DACs and Section 24 Assessments

Posted September 1, 2002

There are several legislative and regulatory changes concerning DACs and Section 24 assessments which have been proposed by the Automotive Insurance Review Committee. The proposal which ignited most of the discussion in our breakout group concerned the recommendation that less serious injuries (presumably of the soft tissue variety), will be governed by guidelines issued by the Superintendent of Financial Services and developed by a committee assembled, as required. If the injuries fall within these proposed guidelines, the details of which have not been made known, no treatment plan, no independent medical examination and no DAC examination will be conducted.

The two issues most frequently raised in our discussions can be summarized as follows:

  1. what injuries will be determined to be “inside of the box” and therefore governed by the guidelines?
  2. who is to be included in the “committee as assembled”, to establish the guidelines?

It was the consensus of the break-out group that Health Care Professionals should be invited to assist in the development of clear criteria relating to the assessment and treatment required for those injuries that will fall within the guidelines.

It was generally agreed that in some cases the elimination of Section 24 assessments for injuries falling within the treatment guidelines, will not lead to the most responsible assessment, thereby rendering the proposed treatment ineffective.

In more serious cases, i.e. those accident victims who have suffered injuries falling “outside of the box”, it is proposed that disputes involving treatment and assessments under $1,500.00, and not governed by the guidelines, go directly to mediation. It was the concern of the break-out group that mediation may not be the most effective dispute resolution mechanism to resolve disputes of this sort. It was suggested that in such a situation the innocent accident victim deserves an impartial and timely decision rather than the uncertainty of mediation. This proposed change to refer to mediation disputes over treatment and assessments of injuries falling outside of the guidelines was thought to be unworkable and that a mechanism more responsive to the immediate needs of the insured was required.

It would appear that the proposed changes add yet another category of injury, the assessment and treatment of which will be governed by guidelines yet to be developed.
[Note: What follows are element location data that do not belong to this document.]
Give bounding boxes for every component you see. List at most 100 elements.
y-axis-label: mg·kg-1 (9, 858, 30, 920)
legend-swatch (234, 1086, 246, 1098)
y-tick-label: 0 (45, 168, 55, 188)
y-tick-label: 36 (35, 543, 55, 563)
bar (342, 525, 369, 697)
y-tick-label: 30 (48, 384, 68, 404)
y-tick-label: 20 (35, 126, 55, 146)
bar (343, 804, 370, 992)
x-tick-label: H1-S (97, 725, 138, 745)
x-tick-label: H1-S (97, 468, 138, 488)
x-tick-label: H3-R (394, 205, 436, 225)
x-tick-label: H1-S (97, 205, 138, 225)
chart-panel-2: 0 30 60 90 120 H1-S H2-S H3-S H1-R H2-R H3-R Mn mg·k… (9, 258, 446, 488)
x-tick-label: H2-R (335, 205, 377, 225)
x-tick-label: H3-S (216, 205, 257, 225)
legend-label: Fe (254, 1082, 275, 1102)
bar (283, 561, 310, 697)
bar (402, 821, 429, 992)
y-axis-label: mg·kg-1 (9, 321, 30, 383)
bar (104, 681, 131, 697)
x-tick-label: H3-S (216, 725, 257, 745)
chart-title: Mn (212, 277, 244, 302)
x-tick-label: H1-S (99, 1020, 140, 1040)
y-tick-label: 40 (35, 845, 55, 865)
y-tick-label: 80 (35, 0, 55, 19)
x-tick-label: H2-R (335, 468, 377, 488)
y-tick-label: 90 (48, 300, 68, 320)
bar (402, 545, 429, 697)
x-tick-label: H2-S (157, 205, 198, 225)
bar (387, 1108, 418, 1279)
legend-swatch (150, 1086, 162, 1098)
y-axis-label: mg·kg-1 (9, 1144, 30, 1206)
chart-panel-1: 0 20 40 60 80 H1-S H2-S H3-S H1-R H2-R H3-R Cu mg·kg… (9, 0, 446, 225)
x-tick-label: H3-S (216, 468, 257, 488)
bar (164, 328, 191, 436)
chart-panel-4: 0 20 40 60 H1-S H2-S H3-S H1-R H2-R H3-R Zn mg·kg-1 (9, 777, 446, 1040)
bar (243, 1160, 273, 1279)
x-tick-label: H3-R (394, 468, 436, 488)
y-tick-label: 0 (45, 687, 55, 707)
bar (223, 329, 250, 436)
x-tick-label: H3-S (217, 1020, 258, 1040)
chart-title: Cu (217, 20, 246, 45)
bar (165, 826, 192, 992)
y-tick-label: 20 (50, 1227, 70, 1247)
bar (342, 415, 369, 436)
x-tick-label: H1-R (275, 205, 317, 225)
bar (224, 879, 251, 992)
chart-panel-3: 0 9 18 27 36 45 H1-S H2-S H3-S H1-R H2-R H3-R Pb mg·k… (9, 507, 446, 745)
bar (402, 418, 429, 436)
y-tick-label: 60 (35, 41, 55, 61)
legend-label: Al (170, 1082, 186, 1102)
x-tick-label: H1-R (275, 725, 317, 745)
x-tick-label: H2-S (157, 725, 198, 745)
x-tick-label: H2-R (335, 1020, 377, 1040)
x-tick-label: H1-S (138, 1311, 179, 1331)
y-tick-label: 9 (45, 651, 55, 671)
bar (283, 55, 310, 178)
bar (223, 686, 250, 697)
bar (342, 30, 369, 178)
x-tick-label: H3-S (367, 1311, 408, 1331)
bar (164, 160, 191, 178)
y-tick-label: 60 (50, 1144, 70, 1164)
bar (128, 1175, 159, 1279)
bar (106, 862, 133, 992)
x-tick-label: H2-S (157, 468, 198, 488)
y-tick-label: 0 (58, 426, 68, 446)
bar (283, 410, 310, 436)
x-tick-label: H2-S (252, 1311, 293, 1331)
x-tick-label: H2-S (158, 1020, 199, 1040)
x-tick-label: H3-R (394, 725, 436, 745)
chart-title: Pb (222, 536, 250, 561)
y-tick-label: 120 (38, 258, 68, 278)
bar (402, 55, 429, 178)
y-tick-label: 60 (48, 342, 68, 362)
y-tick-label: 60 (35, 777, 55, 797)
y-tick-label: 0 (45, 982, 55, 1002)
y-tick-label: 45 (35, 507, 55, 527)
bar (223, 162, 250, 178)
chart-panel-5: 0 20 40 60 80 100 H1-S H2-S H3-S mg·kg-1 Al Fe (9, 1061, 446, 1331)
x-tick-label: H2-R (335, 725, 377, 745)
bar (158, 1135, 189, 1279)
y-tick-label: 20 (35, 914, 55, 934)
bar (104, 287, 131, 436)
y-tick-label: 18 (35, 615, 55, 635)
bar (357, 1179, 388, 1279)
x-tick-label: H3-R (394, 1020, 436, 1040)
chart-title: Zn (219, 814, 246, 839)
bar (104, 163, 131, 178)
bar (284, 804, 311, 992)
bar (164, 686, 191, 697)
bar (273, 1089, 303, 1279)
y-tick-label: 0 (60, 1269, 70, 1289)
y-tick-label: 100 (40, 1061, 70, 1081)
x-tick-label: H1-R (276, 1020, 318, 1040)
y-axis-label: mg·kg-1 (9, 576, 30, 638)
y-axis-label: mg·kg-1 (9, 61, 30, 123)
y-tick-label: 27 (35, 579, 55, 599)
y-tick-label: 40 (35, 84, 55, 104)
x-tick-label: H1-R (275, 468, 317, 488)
Appropriate assessment guidelines and treatment protocols will likely result in cost saving to the insurer which can be passed along to the general public by way of lower auto insurance premiums. It is, therefore, imperative that health care professionals from all of the regulated health professions are consulted before the guidelines are implemented.

Other proposed amendments include:

  1. The establishment of maximum DAC fees, after consultation with the insurance industry and DAC operators.
  2. DACs would be prohibited from using assessors who conduct other medical/legal exams on auto accident victims. An exception may apply if there is a shortage of qualified assessors. Short of the exception, this proposal begs the question of who will conduct these examinations?
  3. DAC assessments are to be received by the court and arbitrators as prima facie evidence. Therefore, unless the evidence which is used to support the DAC opinion is disproved or rebutted, the DAC opinion will be accepted. Should the DAC opinion be given more weight than opinions from treating physicians?
  4. Membership on the Minister’s DAC Committee to be restricted to individuals who do not work or own a DAC, except a representative from the Association of Designated Assessment Centres will serve on the Committee.